In February, I quit Facebook. One afternoon, when I was just slightly more bored than usual, I decided to facebook stalk a facebook friend, so a friend who wasn’t really my friend in real life. I spent an awful lot time on this person’s profile page. I then saw this person in a picture with someone I really disliked. And that really got my goat. I then tried to facebook stalk the person I really didn’t like (who isn’t a facebook friend). And then suddenly it hit me: “Why the eff am I wasting my precious time on this planet in this speedy gift called life giving a toss about people who wouldn’t do the same?” I immediately logged off. The next day, I deactivated my account. I told Facebook that I would be back.
Over a month on, and I’m not so sure I will be back. I don’t miss it. Actually life has been considerably better since I deactivated. I don’t get mad about people I don’t care about because I don’t know what they are doing. I don’t miss the “trending” (very irritating), the cute baby photos or the “so and so has just got engaged” on my news feed. I don’t miss getting addicted to the news feed and having to click on articles, like things, comment or share. I do miss certain things – hearing news from close friends and family who live abroad – but it also means I have to make an effort. I have to write an email. I have to ask people to send me the photos, I might even have to arrange to see them offline. But this is also wonderful because I have stories to tell. I can tell people they do actually look great, or I love their hair cut, or outfit, because I haven’t already seen it on Facebook.
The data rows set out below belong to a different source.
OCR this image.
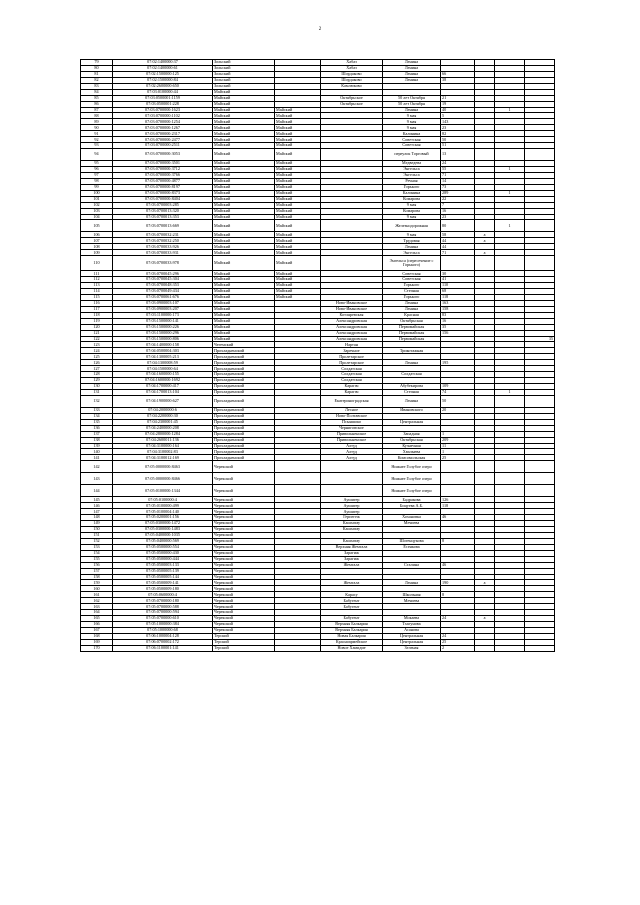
2
79	07:02:1400000:37	Зольский		Хабаз	Ленина				
80	07:02:1400000:61	Зольский		Хабаз	Ленина				
81	07:02:1500000:125	Зольский		Шордаково	Ленина	66			
82	07:02:1500000:84	Зольский		Шордаково	Ленина	38			
83	07:02:2600000:650	Зольский		Камлюково					
84	07:03:0100000:44	Майский							
85	07:03:0500001:1159	Майский		Октябрьское	50 лет Октября	21			
86	07:03:0500001:228	Майский		Октябрьское	50 лет Октября	19			
87	07:03:0700000:1623	Майский	Майский		Ленина	40		1	
88	07:03:0700000:1102	Майский	Майский		9 мая	5			
89	07:03:0700000:1254	Майский	Майский		9 мая	143			
90	07:03:0700000:1267	Майский	Майский		9 мая	23			
91	07:03:0700000:2317	Майский	Майский		Калинина	82			
92	07:03:0700000:2477	Майский	Майский		Советская	50			
93	07:03:0700000:2511	Майский	Майский		Советская	51			
94	07:03:0700000:3053	Майский	Майский		переулок Торговый	13			
95	07:03:0700000:3501	Майский	Майский		Медведева	24			
96	07:03:0700000:3712	Майский	Майский		Энгельса	55		1	
97	07:03:0700000:3766	Майский	Майский		Энгельса	71			
98	07:03:0700000:4877	Майский	Майский		Речная	14			
99	07:03:0700000:8197	Майский	Майский		Горького	73			
100	07:03:0700000:8373	Майский	Майский		Калинина	289		1	
101	07:03:0700000:8404	Майский	Майский		Комарова	22			
102	07:03:0700003:285	Майский	Майский		9 мая	7			
103	07:03:0700013:320	Майский	Майский		Комарова	16			
104	07:03:0700013:353	Майский	Майский		9 мая	23			
105	07:03:0700013:669	Майский	Майский		Железнодорожная	80		1	
106	07:03:0700032:231	Майский	Майский		9 мая	58	а		
107	07:03:0700032:250	Майский	Майский		Трудовая	44	а		
108	07:03:0700033:926	Майский	Майский		Ленина	44			
109	07:03:0700033:931	Майский	Майский		Энгельса	71	а		
110	07:03:0700033:978	Майский	Майский		Энгельса (пересечение с Горького)				
111	07:03:0700045:296	Майский	Майский		Советская	30			
112	07:03:0700045:304	Майский	Майский		Советская	41			
113	07:03:0700048:353	Майский	Майский		Горького	110			
114	07:03:0700049:434	Майский	Майский		Степная	68			
115	07:03:0700061:676	Майский	Майский		Горького	118			
116	07:03:0900003:107	Майский		Ново-Ивановское	Ленина	163			
117	07:03:0900003:207	Майский		Ново-Ивановское	Ленина	158			
118	07:03:1100000:173	Майский		Котляревская	Красная	83			
119	07:03:1500000:141	Майский		Александровская	Октябрьская	16			
120	07:03:1500000:226	Майский		Александровская	Первомайская	35			
121	07:03:1500000:296	Майский		Александровская	Первомайская	156			
122	07:03:1500000:806	Майский		Александровская	Первомайская				35
123	07:04:1400000:158	Чегемский		Нартан					
124	07:04:0500004:303	Прохладненский		Заречное	Трикотажная				
125	07:04:1300005:213	Прохладненский		Пролетарское					
126	07:04:1300008:59	Прохладненский		Пролетарское	Ленина	195			
127	07:04:1500000:64	Прохладненский		Солдатская					
128	07:04:1600000:155	Прохладненский		Солдатская	Солдатская				
129	07:04:1600000:1692	Прохладненский		Солдатская					
130	07:04:1700000:417	Прохладненский		Карагач	Абубекирова	109			
131	07:04:1700013:104	Прохладненский		Карагач	Степная	74		1	
132	07:04:1900000:627	Прохладненский		Екатериноградская	Ленина	50			
133	07:04:2000000:6	Прохладненский		Лесное	Ивановского	20			
134	07:04:2200000:30	Прохладненский		Ново-Полтавское					
135	07:04:2300001:45	Прохладненский		Псыншоко	Центральная				
136	07:04:2400000:208	Прохладненский		Черниговское					
137	07:04:2800000:1284	Прохладненский		Привольненское	Западная	1			
138	07:04:2600011:136	Прохладненский		Привольненское	Октябрьская	209			
139	07:04:3100000:164	Прохладненский		Алтуд	Кузнечная	11			
140	07:04:3100002:83	Прохладненский		Алтуд	Хвалыева	1			
141	07:04:3100012:169	Прохладненский		Алтуд	Комсомольская	25			
142	07:05:0000000:8463	Черекский			Нижнее Голубое озеро				
143	07:05:0000000:8466	Черекский			Нижнее Голубое озеро				
144	07:05:0100000:1344	Черекский			Нижнее Голубое озеро				
145	07:05:0100000:4	Черекский		Аушигер	Бадракова	126			
146	07:05:0100000:499	Черекский		Аушигер	Бицуева А.Б.	118			
147	07:05:0100004:140	Черекский		Аушигер					
148	07:05:0200001:156	Черекский		Герпегеж	Хохановка	46			
149	07:05:0300000:1472	Черекский		Кашхатау	Мечиева				
150	07:05:0300000:1483	Черекский		Кашхатау					
151	07:05:0400000:1035	Черекский							
152	07:05:0400000:569	Черекский		Кашхатау	Шогенцукова	8			
153	07:05:0500000:554	Черекский		Верхняя Жемтала	Есенкова				
154	07:05:0500000:430	Черекский		Зарагиж					
155	07:05:0500000:444	Черекский		Зарагиж					
156	07:05:0500003:133	Черекский		Жемтала	Сталина	46			
157	07:05:0500005:139	Черекский							
158	07:05:0500005:144	Черекский							
159	07:05:0500009:141	Черекский		Жемтала	Ленина	190	а		
160	07:05:0500009:180	Черекский							
161	07:05:0600000:4	Черекский		Карасу	Школьная	8			
162	07:05:0700000:180	Черекский		Бабугент	Мечиева				
163	07:05:0700000:588	Черекский		Бабугент					
164	07:05:0700000:594	Черекский							
165	07:05:0700000:610	Черекский		Бабугент	Мокаева	24	а		
166	07:05:1000000:384	Черекский		Верхняя Балкария	Тхагунова				
167	07:05:1000000:68	Черекский		Верхняя Балкария	Асанова				
168	07:06:1000004:128	Терский		Новая Балкария	Центральная	24			
169	07:06:0700002:172	Терский		Красноармейское	Центральная	25			
170	07:06:1100001:141	Терский		Новое Хамидие	Зеленая	2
What about Living room philosophy’s facebook page? It was quite popular (in my world and by my standards, not say, compared to Taylor Swift or One Direction). I enjoyed putting up quotes, or sharing articles, and it did help with my blog traffic. But, I noticed that having a facebook page stopped people doing what I really want them to do: subscribe to my blog. I had quite a bit of traffic but little subscribers. Having the page also meant that I became obsessed with statistics – the number of likes to my page, posts, postings, photos. But to quote from the famous ‘He’s Just Not That Into You’ book :”F*** statistics! Statistics just keep you down.” Yeah, they do. So that just leaves WordPress, Twitter, Gmail and I. I will try to be more of a tweeter. I think it might be better for me because I can just ignore a lot of the junk more easily. Relying more on Gmail means that I subscribe to new sites, websites and blogs that I really like. The same goes for WordPress. And the great thing is, is that I can unsubscribe or unfollow whenever I like, and no one’s feelings will get hurt.
Where does all this leave LRP? Well, I’ve decided to be a bit more casual about my writing style and posts. I will also try to take a few more photos and perhaps be a bit more “arty”. Who knows? I will still also post my publications, because they are good.
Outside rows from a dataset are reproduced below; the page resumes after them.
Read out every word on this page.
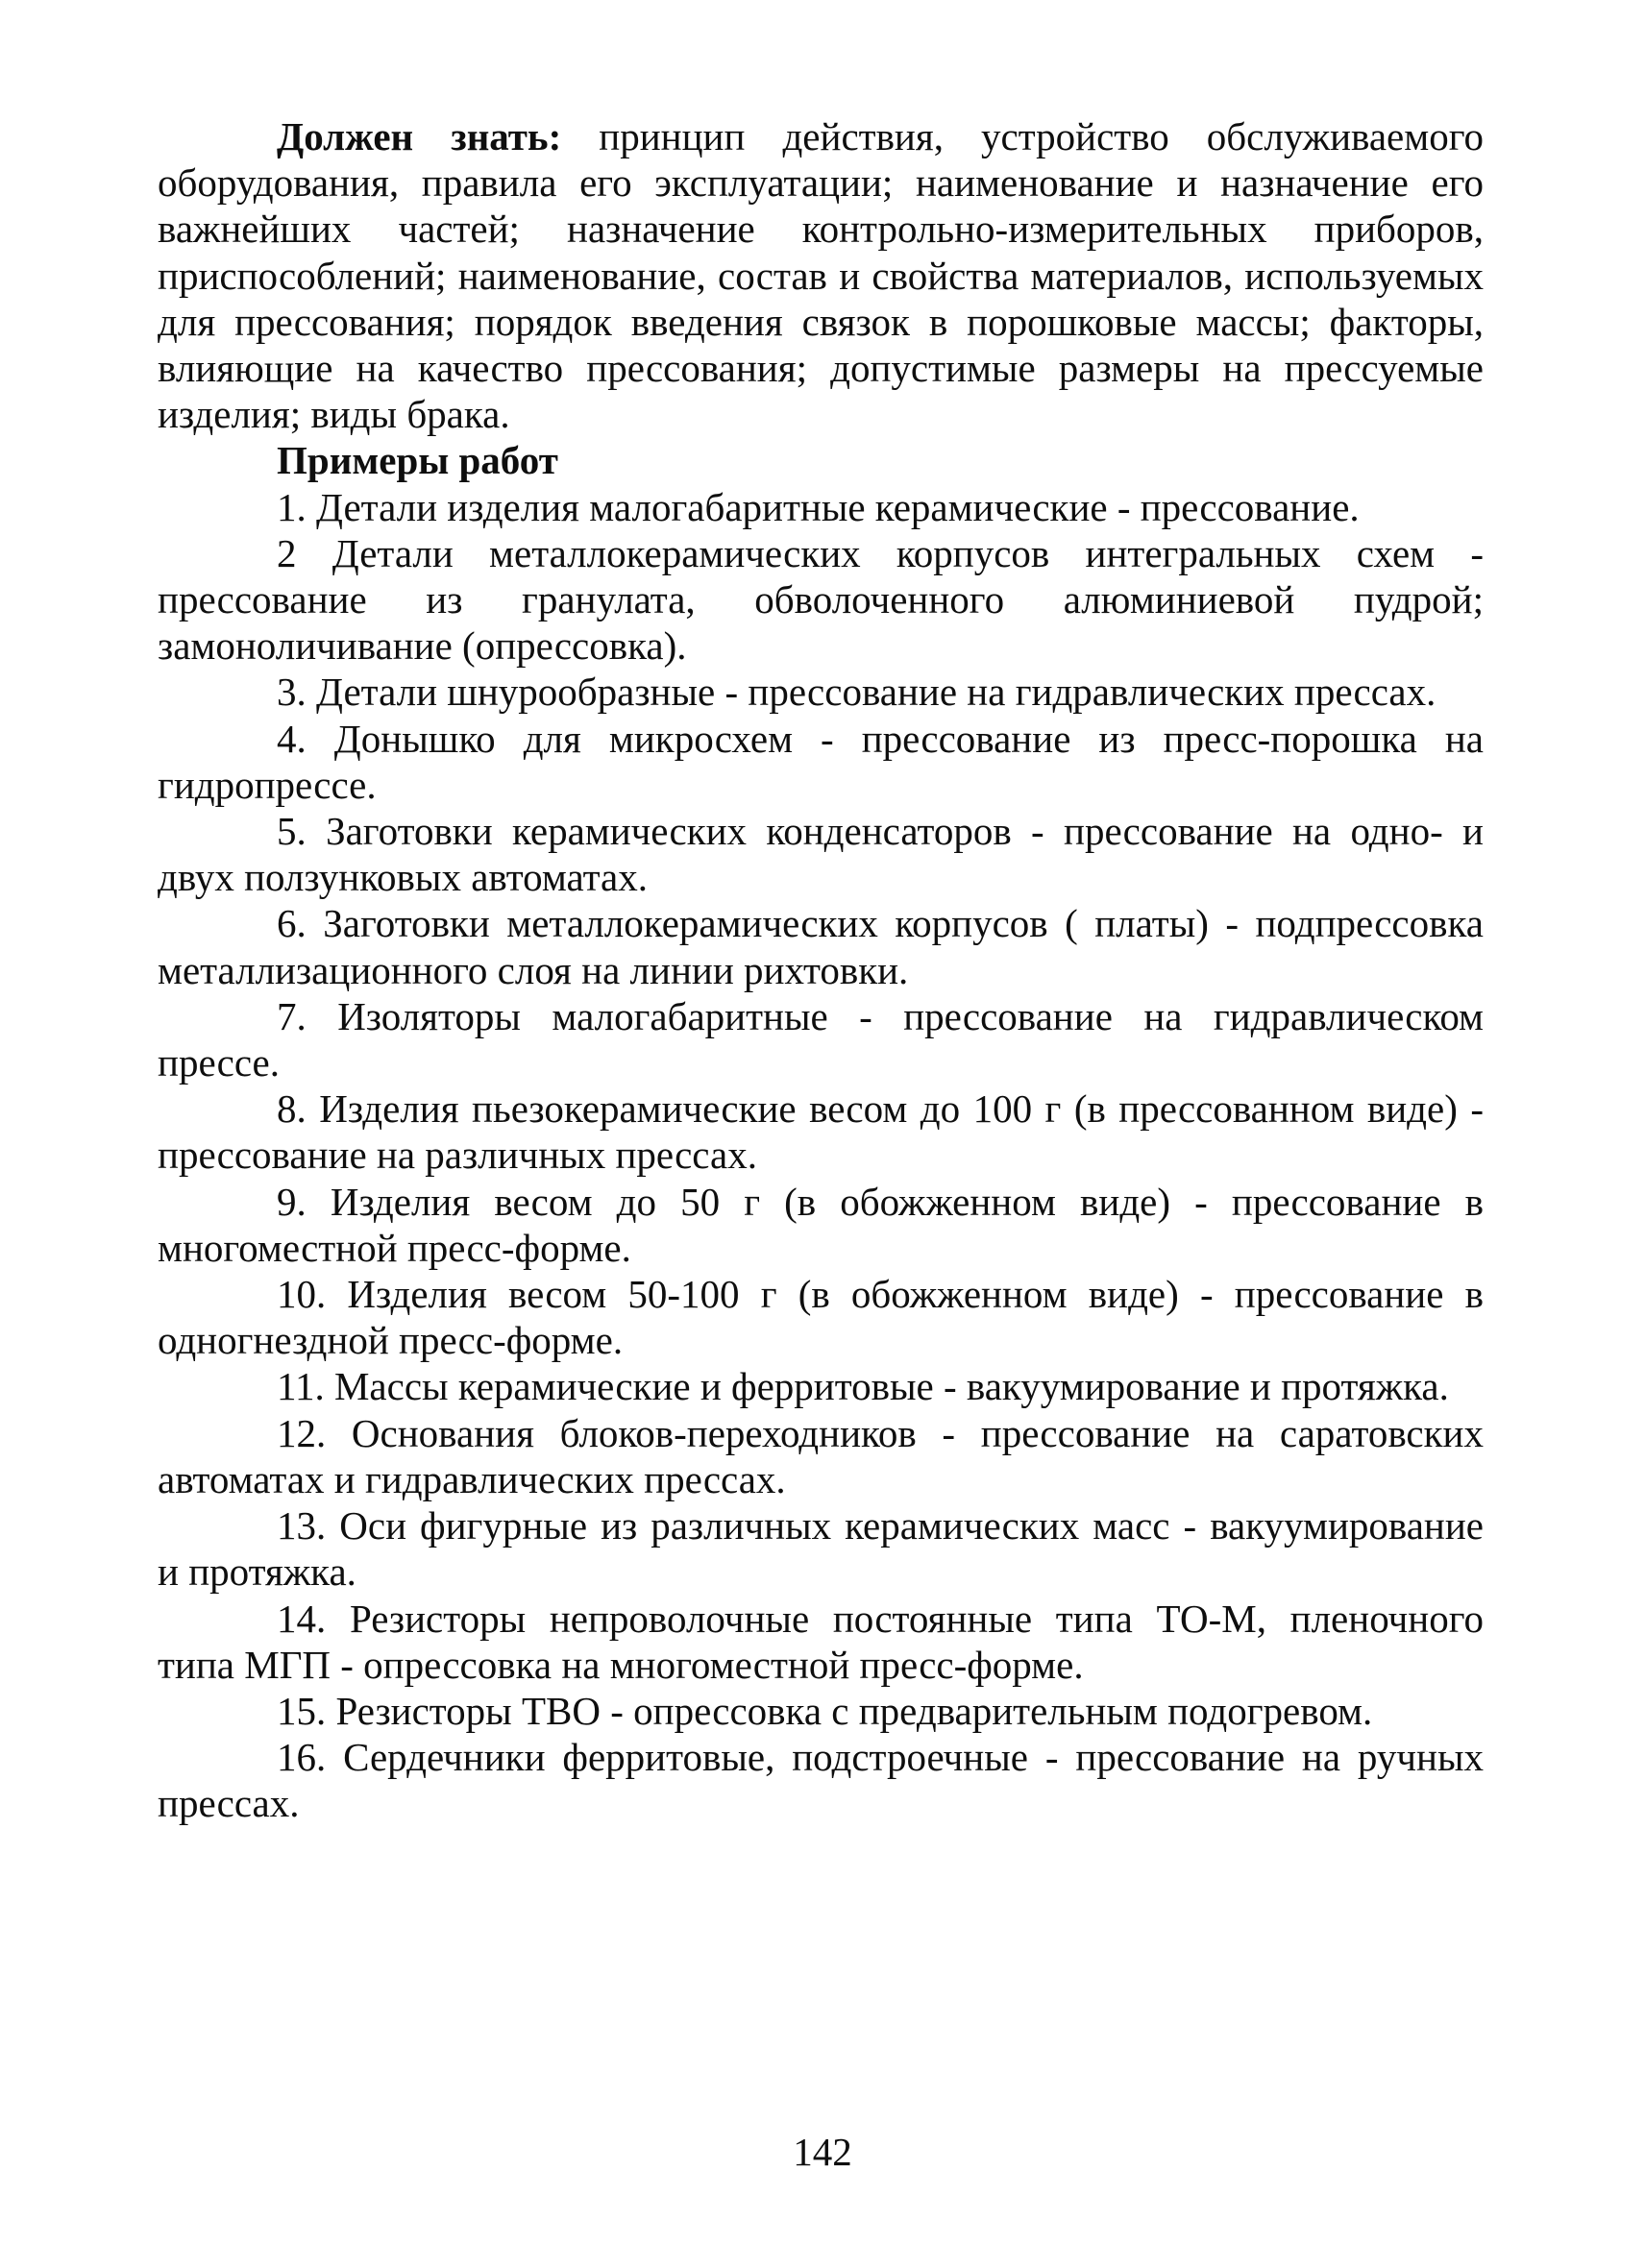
Должен знать: принцип действия, устройство обслуживаемого оборудования, правила его эксплуатации; наименование и назначение его важнейших частей; назначение контрольно-измерительных приборов, приспособлений; наименование, состав и свойства материалов, используемых для прессования; порядок введения связок в порошковые массы; факторы, влияющие на качество прессования; допустимые размеры на прессуемые изделия; виды брака.

Примеры работ

1. Детали изделия малогабаритные керамические - прессование.

2 Детали металлокерамических корпусов интегральных схем - прессование из гранулата, обволоченного алюминиевой пудрой; замоноличивание (опрессовка).

3. Детали шнурообразные - прессование на гидравлических прессах.

4. Донышко для микросхем - прессование из пресс-порошка на гидропрессе.

5. Заготовки керамических конденсаторов - прессование на одно- и двух ползунковых автоматах.

6. Заготовки металлокерамических корпусов ( платы) - подпрессовка металлизационного слоя на линии рихтовки.

7. Изоляторы малогабаритные - прессование на гидравлическом прессе.

8. Изделия пьезокерамические весом до 100 г (в прессованном виде) - прессование на различных прессах.

9. Изделия весом до 50 г (в обожженном виде) - прессование в многоместной пресс-форме.

10. Изделия весом 50-100 г (в обожженном виде) - прессование в одногнездной пресс-форме.

11. Массы керамические и ферритовые - вакуумирование и протяжка.

12. Основания блоков-переходников - прессование на саратовских автоматах и гидравлических прессах.

13. Оси фигурные из различных керамических масс - вакуумирование и протяжка.

14. Резисторы непроволочные постоянные типа ТО-М, пленочного типа МГП - опрессовка на многоместной пресс-форме.

15. Резисторы ТВО - опрессовка с предварительным подогревом.

16. Сердечники ферритовые, подстроечные - прессование на ручных прессах.

142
I did an entire F*** It month nearly three years ago. I realise that I need to go back to that philosophy with this blog. To just say “f*** it” and just being open to something spectacular happening today.
Thanks for following and I hope you continue to do so.
This is just awesomely said! 🙂 You are very courageous for quitting facebook! Well done!
Thanks Georgiana! Yes, it’s an achievement all right!